ICAP’s equities brokerage has been able to expand rapidly thanks to its parent company’s standing in the market, according to Bowden. “We are fortunate as we have got a FTSE 100 balance sheet and infrastructure behind us, while most of the smaller boutiques have to grow using internally generated cash flow,” he said.

Glenn Poulter, also co-CEO of Europe and Asia equities at the firm, added, “We have immediately been categorised as a boutique, but because ICAP is in 32 countries, we have been able to establish the ICAP equities business in eight countries in 18 months.”

While ICAP will provide a range of trade execution technology to the buy-side – it launched its BlockCross non-displayed trading platform in October, is in the process of developing algorithms and direct market access and has created a portfolio trading application “practically from scratch” – it is keen not to be viewed solely as an electronic execution-focused technology provider.

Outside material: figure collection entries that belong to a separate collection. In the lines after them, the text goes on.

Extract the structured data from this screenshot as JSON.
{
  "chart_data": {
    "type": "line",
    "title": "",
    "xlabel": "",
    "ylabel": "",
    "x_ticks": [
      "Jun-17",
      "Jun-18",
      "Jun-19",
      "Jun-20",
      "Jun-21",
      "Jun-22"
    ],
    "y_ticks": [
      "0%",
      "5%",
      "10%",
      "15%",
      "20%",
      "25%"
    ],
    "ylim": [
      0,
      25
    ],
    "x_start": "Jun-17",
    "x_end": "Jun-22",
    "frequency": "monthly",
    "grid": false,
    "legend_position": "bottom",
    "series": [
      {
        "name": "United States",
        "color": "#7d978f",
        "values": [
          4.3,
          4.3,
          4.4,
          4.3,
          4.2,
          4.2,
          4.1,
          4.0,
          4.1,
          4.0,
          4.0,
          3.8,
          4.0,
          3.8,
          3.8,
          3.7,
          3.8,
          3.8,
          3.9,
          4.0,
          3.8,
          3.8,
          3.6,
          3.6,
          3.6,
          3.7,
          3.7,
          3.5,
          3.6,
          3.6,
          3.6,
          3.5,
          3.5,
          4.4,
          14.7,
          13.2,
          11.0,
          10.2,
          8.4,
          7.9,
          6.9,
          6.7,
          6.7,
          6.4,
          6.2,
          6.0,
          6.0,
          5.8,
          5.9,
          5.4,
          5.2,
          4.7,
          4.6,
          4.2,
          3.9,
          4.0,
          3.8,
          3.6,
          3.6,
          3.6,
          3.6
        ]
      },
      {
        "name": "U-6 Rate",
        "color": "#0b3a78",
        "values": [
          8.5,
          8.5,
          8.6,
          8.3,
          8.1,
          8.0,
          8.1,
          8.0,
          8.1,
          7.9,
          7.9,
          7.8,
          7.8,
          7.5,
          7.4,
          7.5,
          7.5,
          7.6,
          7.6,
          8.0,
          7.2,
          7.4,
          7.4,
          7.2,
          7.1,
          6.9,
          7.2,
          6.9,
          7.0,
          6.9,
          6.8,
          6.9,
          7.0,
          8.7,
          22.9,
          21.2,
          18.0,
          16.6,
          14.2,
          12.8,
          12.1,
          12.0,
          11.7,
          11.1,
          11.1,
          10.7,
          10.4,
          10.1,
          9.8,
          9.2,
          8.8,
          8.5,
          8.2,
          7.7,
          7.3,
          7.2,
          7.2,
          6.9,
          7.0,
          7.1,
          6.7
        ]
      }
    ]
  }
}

“Offering electronic trading alone is a race to zero, and the next battle is going to be value and service provision,” said Bowden. “Not many people are focused on that; everyone seems focused on how much business they can get at one or two basis points, which we think is dangerous..”

He added, “Other businesses have aimed at individual parts of the unbundled commission pot. We want to make sure we have got a business or business application that sits under each part of the pot.”

One of ICAP’s non-execution technologies is Relevance: a tool that distributes tailored research and information notes to buy-side desks based on their holdings. The service currently distributes research notes to more than 1,500 clients. ICAP argues that the service relieves portfolio management teams from much of the effort required compiling relevant market information for morning meetings.

Competition for share of the buy-side wallet has intensified throughout 2009 with many agency brokers and second-tier banks seizing their chance while bulge bracket firms attempt to put the impact of the financial crisis behind them. According to Poulter, increased competition has not yet translated into added value.

“Many of the senior people we speak to on buy-side desks say sell-side service levels have declined significantly over the last five years,” said Poulter. “Liquidity is still key but the intraday information that is going to help them look smart in front of their fund manager has simply disappeared from the market. We want to get back to old-style broking but with a technology-enhanced service.”